Sidejacking, or using the victim session cookies to impersonate him, was demonstrated by the founders of Errata Security at BlackHat Usa 2007. Also an evolution of this technique has been proposed, called forced sidejacking, that makes use of ‘HTTP 302 Temporarily moved’ web pages for collecting victim cookies.

In the following video we show how remotely configuring an LG KM900, in order to force it to go through an evil proxy server, looks like; then the attacker easily grabs the GX cookie released within a Gmail mobile session and uses it in his browser to hijack the mobile session.

Proxy Fun

Friday, June 12th, 2009

In the previous post Hijacking Mobile Data Connections , we pointed out how an attacker could gain full control on mobile data connections originated by mobile phone.

This could be achieved by reconfiguring the DNS address on victim’s mobile phone with one controlled by the attacker, by means of OMA provisioning SMS. However, during our tests some mobile phones resisted to this attack, due to the fact that, despite supporting OMA provisioning, they don’t honour configuration requests of DNS address, neither locally nor remotely.

But, as we said, OMA provisioning allows for setting other parameters than DNS; among them there are the proxy settings.

In mobile world, a proxy isn’t different from any other environment: it is a software component that is located between a client, in this case a mobile phone, and a server on Internet; any standard HTTP proxy can be used for an HTTP mobile client.

In our experiences we have noticed that the proxy settings are widely used by several operator services, mainly for delivering MMS messages.

On the other side, an attacker could use proxy configuration to hijack the victim traffic, HTTP and HTTPS, and redirect it towards an IP address under his control. Still the victim, after having installed the rogue configuration, will be unaware that a third party, the attacker, is eavesdropping the data traffic.

Hijacking by means of a proxy configuration has some differences with respect to DNS configuration, apart from being supported by a few more phones:

  • Proxy component is enough to redirect user’s data traffic.
  • The proxy port could be set to a different value, other than the standard TCP/80. This could be useful for the attacker to overcome some firewall restriction.
  • While the operator could block DNS traffic to outside of its network, in order to mitigate attacks to DNS settings, it may be difficult to restrict access to HTTP proxies over Internet;

The limitation, of course, is that only HTTP-based services could be hijacked; this excludes email and most dedicated clients.

To be more technical, let’s shows a simple proxy configuration:

proxy settings

The complete proxy XML configuration file can be downloaded here.
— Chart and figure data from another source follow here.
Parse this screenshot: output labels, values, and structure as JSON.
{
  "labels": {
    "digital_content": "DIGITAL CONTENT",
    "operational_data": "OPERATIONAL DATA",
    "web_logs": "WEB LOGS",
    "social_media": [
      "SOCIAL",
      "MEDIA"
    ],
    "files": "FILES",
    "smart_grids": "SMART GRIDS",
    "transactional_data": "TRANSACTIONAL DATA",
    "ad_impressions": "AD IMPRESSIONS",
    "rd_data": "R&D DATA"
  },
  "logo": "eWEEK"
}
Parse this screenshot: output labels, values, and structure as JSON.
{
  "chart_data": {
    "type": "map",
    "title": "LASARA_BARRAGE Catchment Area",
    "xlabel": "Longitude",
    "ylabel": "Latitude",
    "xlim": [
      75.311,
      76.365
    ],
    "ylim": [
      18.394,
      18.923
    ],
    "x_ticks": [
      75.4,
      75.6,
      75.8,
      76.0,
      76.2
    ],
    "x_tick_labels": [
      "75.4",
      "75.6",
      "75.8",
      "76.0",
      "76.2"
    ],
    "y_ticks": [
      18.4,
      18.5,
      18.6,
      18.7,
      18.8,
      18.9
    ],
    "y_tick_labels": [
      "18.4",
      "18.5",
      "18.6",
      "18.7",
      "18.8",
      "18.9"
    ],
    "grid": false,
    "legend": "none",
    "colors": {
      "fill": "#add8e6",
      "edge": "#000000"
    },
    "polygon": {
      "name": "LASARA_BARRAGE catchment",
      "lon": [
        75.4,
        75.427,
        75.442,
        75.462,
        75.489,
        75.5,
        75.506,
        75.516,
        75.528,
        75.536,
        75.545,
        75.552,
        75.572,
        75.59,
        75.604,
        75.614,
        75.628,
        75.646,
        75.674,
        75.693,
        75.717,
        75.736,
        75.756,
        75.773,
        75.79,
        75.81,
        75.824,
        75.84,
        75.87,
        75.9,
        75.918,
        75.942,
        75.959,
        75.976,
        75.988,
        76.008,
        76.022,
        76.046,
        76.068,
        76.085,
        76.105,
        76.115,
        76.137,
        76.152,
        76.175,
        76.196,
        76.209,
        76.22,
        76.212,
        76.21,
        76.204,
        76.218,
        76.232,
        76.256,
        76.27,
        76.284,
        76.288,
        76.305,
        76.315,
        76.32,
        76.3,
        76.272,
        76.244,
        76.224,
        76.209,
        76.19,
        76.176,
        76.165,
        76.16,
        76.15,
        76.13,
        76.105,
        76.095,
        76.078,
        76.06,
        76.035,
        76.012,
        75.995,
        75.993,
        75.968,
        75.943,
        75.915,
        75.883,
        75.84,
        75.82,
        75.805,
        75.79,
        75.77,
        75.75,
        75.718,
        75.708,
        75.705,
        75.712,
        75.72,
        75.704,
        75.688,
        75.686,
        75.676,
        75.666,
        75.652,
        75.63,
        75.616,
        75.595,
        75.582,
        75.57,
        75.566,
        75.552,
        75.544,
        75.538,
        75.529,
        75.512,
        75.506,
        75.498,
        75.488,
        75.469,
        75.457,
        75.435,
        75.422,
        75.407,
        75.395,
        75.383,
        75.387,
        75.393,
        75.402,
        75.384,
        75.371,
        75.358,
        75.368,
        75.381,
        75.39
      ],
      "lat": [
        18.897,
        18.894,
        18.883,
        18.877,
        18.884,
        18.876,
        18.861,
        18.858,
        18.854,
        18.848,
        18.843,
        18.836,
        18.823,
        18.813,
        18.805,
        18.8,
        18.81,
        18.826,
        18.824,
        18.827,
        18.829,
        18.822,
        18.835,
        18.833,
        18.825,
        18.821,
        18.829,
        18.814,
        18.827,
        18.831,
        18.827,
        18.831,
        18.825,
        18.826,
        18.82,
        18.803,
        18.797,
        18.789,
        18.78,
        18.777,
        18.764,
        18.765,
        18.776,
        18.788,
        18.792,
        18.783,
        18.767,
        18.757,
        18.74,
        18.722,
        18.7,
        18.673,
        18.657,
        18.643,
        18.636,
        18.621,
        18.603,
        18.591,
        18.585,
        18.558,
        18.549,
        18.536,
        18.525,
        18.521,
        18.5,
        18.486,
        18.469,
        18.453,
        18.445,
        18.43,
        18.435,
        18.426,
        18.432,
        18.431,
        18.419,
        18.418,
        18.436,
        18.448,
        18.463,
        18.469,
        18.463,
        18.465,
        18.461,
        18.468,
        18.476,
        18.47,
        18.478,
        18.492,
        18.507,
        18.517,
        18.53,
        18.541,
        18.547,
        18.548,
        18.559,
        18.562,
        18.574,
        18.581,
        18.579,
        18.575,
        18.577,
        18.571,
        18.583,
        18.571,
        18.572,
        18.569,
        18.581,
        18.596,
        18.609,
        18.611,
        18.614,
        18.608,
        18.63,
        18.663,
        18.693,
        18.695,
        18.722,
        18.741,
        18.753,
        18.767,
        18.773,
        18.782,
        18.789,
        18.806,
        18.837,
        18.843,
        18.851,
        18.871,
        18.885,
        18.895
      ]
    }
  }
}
A generic explanation of an XML configuration file has been provided in our paper downloadable from here.

In order to provide new proxy configuration it is necessary to use the two characteristic, PXPHYSICAL and PXLOGICAL as described in provided in Provisioning Content Specification.

PXLOGICAL characteristic is used to introduce a new proxy configuration inside the current XML configuration.

PXPHISICAL characteristic, defined inside PXLOGICAL characteristic, specifies the proxy server information needed to use it: proxy address, port number and other proxy related parameters, if needed.

The following two pictures show the proxy configuration on LGKM900 where it is not possible to configure a DNS address.

phone settings

A suitable program must now be used to compile this configuration in a binary SMS message; then, the message can be delivered to the victim by sending AT commands to a mobile phone attached to the PC.